Laura menelan saliva dengan pelan. “Masalahnya, gue belum siap. Gue takut banget. Tadi pagi gue lihat pas lagi on. Gede banget. Kalau nanti gue nangis gimana?”
Misya tertawa mendengar ucapan polos sahabatnya itu. “Yaa namanya juga udah dewasa. Tubuhnya tinggi, proposional. Udah pasti pusakanya juga gede. Nangis udah pasti sih. Tapi yang bakal bikin ngakak paling juga elo bakalan teriak gak jelas gitu.”
Laura mengerucutkan bibirnya kemudian menghela napasnya dengan pelan. Ia pun menatap Misya yang tengah sibuk membalas pesan masuk dari sang kekasih.

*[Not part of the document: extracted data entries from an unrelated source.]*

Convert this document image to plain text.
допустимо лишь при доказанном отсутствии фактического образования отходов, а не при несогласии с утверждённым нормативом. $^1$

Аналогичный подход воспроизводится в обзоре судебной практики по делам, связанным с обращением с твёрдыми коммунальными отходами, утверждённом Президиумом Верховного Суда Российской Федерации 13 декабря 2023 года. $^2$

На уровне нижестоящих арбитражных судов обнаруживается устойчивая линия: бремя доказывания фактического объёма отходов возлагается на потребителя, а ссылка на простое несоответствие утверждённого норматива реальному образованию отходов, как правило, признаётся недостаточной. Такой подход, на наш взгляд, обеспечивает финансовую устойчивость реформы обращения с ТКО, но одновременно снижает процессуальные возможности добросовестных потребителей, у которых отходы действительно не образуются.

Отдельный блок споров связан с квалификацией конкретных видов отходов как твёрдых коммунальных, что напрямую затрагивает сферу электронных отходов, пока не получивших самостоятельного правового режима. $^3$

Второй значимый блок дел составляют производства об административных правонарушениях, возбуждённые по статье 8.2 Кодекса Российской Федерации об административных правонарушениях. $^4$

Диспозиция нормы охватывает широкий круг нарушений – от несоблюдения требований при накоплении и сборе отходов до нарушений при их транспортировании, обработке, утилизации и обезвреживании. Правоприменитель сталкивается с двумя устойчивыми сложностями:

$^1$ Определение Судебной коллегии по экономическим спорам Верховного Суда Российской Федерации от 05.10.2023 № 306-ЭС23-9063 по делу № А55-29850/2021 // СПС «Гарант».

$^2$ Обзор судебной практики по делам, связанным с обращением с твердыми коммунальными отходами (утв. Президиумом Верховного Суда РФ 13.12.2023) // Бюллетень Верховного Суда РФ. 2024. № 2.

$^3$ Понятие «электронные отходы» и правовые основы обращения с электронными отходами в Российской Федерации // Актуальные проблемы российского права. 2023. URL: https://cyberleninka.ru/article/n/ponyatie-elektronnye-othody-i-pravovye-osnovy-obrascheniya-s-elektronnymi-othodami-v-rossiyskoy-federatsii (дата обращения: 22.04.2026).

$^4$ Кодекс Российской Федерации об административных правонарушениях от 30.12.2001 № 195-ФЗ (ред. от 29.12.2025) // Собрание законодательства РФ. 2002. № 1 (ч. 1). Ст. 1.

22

“Misya. Jonathan kemarin lihatin potongan video si Virza lagi main sama perempuan coba. Dia mikir nggak ya, kalau gue juga udah diubek-ubek si Virza? Eeh! Sialan bener itu orang. Gue udah mati-matian belain dia di depan bokap gue. Tahunya berengsek. Sialan bener itu orang!”
Laura tampak kesal kepada mantan kekasihnya itu. Di sisi lain, dia beruntung karena menuruti perintah sang papa untuk menikah dengan pilihannya. Tapi, dia masih belum nyaman bahkan belum mencintai Jonathan. Ada niat untuk mencintainya pun tidak ada.
“Nggak bakalan, Lau. Dia percaya, kalau elo masih perawan. Asalkan jangan nolak, kalau dia lagi ajak elo atau nawarin elo buat bikin anak. Lagian kalau Jonathan nggak yakin elo masih perawan, boleh dites. Gitu aja dipikirin.” Misya memutar bola matanya.
Laura menghela napasnya dengan pelan. “Emang, kalau untuk melakukan itu, nggak perlu ada cinta?”
Misya menggeleng pelan. “Nggak. Banyak juga tuh yang nggak pake cinta, tapi hanya untuk kebutuhan aja. Tapi, mungkin aja elo bakalan jatuh cinta kalau Pak Jonathan memperlakukan elo dengan baik dan lembut.”
“Sorry, ganggu! Ada yang kenal Jonathan Albert Jovanca? Aku telepon soalnya nggak bisa.”